Automating folder creation in S3

发布于 2020-11-28 20:07:31

I have an S3 bucket into which clients drop data files (CSV files) each month. I was wondering there was a way that I could automatically create a new "folder" (object) every time the files are dropped each month and put the newest files into that "folder". I need the CSV files separated by month so that AWS Glue can create new partitions when I run incremental crawlers on this bucket.

For example, let's say I have a S3 bucket called "client." On December 1st, a new CSV file ("DecClientData") will be dropped into that "client" bucket. I want to know if there is a way to automate the following two processes:

  1. Create a "folder" (let's call it "dec") within "client".
  2. Place the "DecClientData" file in the "dec" "folder".

Thanks in advance for any assistance you can provide!

Questioner
learner
Viewed
0
Andre.IDK 2020-11-29 06:17:27

S3 doesn't have the notion of folders commonly found in file systems but instead has a flat structure, more details can be found here.

Instead, the full path of an object is stored in its Key (filename).
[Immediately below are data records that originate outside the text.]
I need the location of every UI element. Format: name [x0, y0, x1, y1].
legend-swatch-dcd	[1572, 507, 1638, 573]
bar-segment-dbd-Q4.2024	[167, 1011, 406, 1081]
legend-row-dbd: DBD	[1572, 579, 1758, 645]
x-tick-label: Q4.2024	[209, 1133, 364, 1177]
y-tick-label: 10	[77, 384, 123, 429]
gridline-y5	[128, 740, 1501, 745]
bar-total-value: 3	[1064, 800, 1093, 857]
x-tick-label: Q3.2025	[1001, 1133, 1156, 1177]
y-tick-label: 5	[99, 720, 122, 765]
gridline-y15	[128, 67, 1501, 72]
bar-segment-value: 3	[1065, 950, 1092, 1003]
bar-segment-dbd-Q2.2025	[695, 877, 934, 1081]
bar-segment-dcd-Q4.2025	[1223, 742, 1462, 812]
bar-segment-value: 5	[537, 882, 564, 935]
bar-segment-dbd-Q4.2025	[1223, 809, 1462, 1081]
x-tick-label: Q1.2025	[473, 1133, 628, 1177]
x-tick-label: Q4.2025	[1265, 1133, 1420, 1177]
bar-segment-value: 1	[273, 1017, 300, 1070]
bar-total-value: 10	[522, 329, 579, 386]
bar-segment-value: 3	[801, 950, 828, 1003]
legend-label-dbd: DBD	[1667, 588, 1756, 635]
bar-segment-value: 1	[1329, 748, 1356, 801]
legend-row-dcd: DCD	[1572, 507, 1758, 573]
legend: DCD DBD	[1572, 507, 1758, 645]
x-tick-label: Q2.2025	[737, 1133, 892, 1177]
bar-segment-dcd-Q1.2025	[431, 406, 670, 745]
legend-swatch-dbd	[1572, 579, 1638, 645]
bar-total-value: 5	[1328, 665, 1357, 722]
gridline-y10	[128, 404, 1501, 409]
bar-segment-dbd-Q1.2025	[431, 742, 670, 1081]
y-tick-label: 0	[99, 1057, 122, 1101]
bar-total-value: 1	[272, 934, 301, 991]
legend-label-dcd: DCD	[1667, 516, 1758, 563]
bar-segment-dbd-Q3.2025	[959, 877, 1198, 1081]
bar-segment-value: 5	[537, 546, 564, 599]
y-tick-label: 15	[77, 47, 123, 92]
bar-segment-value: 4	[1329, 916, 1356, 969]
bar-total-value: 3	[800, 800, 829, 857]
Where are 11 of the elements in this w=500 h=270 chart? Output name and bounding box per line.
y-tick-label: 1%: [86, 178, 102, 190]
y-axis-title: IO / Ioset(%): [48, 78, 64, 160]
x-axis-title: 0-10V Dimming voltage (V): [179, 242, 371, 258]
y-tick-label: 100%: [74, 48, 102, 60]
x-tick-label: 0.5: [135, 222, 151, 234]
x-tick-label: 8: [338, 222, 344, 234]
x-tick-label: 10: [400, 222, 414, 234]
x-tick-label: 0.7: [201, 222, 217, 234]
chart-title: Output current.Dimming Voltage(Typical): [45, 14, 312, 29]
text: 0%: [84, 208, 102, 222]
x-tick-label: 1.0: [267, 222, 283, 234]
For example, an object can be stored in Amazon S3 with a Key of files/2020-12/data.txt regardless of the existence of files and 2020-12 directories (they are not really directories but zero-length objects).

In your case, to solve both points you are mentioning, you should leverage S3 event notifications and use them as a Lambda Trigger. When the Lambda function is triggered, it is passed the name of the object (Key) as an argument, at that point you can simply change its Key.

I.e. Object is uploaded in s3://my_bucket/uploads/file.txt, this creates an event notification that triggers a Lambda function. The functions gets the object and re-uploads it to s3://my_bucket/files/dec/file.txt (and deletes the original one).